The fact that Judge Barak is known as a champion of civil rights, or the difficulty of drawing many conclusions about how someone would behave as a U.S. Supreme Court justice based on admiration for a judge working in a country without a formal constitution, is apparently unimportant. Nor is the fact that Ms. Kagan's praise for him came in the same sort of context that conservative hero Justice Antonin Scalia said nice things about the Israeli. What is important to Republicans is that Judge Robert Bork has called Judge Barak "activist."
If that's all the Republicans have got, these hearings could be even duller than last summer's Sotomayor snoozefest.

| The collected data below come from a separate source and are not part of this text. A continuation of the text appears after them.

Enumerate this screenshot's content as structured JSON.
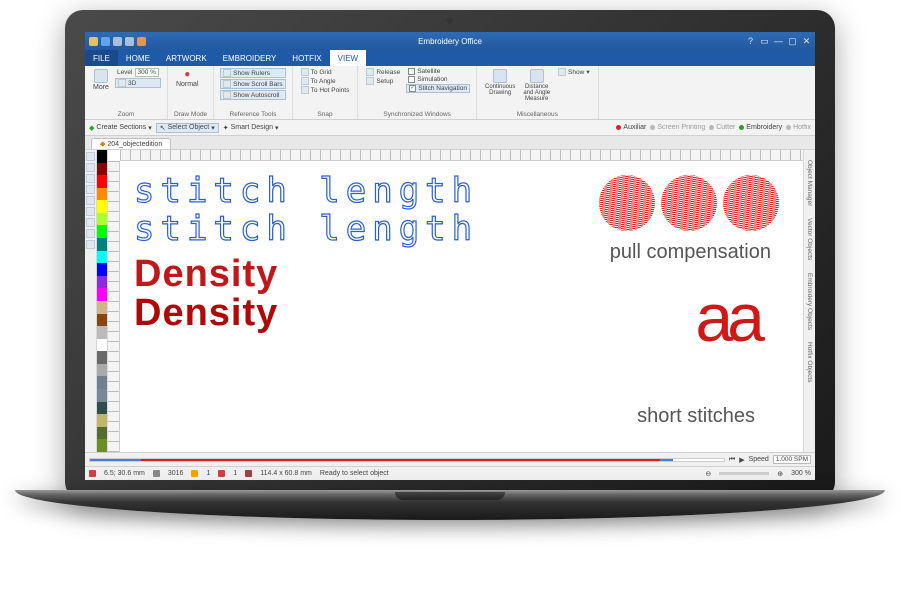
{
  "app_title": "Embroidery Office",
  "menu": {
    "file": "FILE",
    "tabs": [
      "HOME",
      "ARTWORK",
      "EMBROIDERY",
      "HOTFIX",
      "VIEW"
    ],
    "active": "VIEW"
  },
  "ribbon": {
    "zoom": {
      "more": "More",
      "level_label": "Level",
      "level": "300 %",
      "d3": "3D",
      "group": "Zoom"
    },
    "drawmode": {
      "normal": "Normal",
      "group": "Draw Mode"
    },
    "reference": {
      "items": [
        "Show Rulers",
        "Show Scroll Bars",
        "Show Autoscroll"
      ],
      "group": "Reference Tools"
    },
    "snap": {
      "items": [
        "To Grid",
        "To Angle",
        "To Hot Points"
      ],
      "group": "Snap"
    },
    "syncwin": {
      "checks": [
        "Satellite",
        "Simulation",
        "Stitch Navigation"
      ],
      "release": "Release",
      "setup": "Setup",
      "group": "Synchronized Windows"
    },
    "misc": {
      "continuous": "Continuous\nDrawing",
      "distance": "Distance\nand Angle\nMeasure",
      "show": "Show",
      "group": "Miscellaneous"
    }
  },
  "toolstrip": {
    "left": [
      "Create Sections",
      "Select Object",
      "Smart Design"
    ],
    "right": [
      {
        "dot": "#e02020",
        "label": "Auxiliar"
      },
      {
        "dot": "#808080",
        "label": "Screen Printing"
      },
      {
        "dot": "#808080",
        "label": "Cutter"
      },
      {
        "dot": "#2a9d2a",
        "label": "Embroidery"
      },
      {
        "dot": "#808080",
        "label": "Hotfix"
      }
    ]
  },
  "doc_tab": "204_objectedition",
  "palette": [
    "#000",
    "#8b0000",
    "#f00",
    "#ff8c00",
    "#ff0",
    "#adff2f",
    "#0f0",
    "#008080",
    "#0ff",
    "#00f",
    "#8a2be2",
    "#f0f",
    "#d2b48c",
    "#8b4513",
    "#bbb",
    "#fff",
    "#696969",
    "#a9a9a9",
    "#708090",
    "#778899",
    "#2f4f4f",
    "#bdb76b",
    "#556b2f",
    "#6b8e23"
  ],
  "right_tabs": [
    "Object Manager",
    "Vector Objects",
    "Embroidery Objects",
    "Hotfix Objects"
  ],
  "canvas": {
    "stitch1": "stitch length",
    "stitch2": "stitch length",
    "density1": "Density",
    "density2": "Density",
    "pull": "pull compensation",
    "short": "short stitches",
    "aa": "aa"
  },
  "playbar": {
    "speed_label": "Speed",
    "speed_val": "1.000 SPM"
  },
  "status": {
    "pos": "6.5; 30.6 mm",
    "stitches": "3016",
    "stops": "1",
    "warn": "1",
    "size": "114.4 x 60.8 mm",
    "msg": "Ready to select object",
    "zoom": "300 %"
  }
}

And that is a shame. There are signs that the American public is growing frustrated by how little it knows about Ms. Kagan's views of the law. A CNN/Opinion Research Corporation survey released Friday showed that support for her confirmation had dropped from 54 percent in May to 44 percent now. The issue wasn't that Americans had concluded, as Republican senators will soon argue, that Ms. Kagan is dangerously liberal. Rather, the movement in the poll came from women and Democrats switching from supporting the nomination to being undecided. The public wants to know more about Ms. Kagan. We can only hope that when she's sitting in front of the Judiciary Committee this week, Ms. Kagan will strive to avoid the "air of vacuity and farce" that so offended her about confirmation hearings 15 years ago.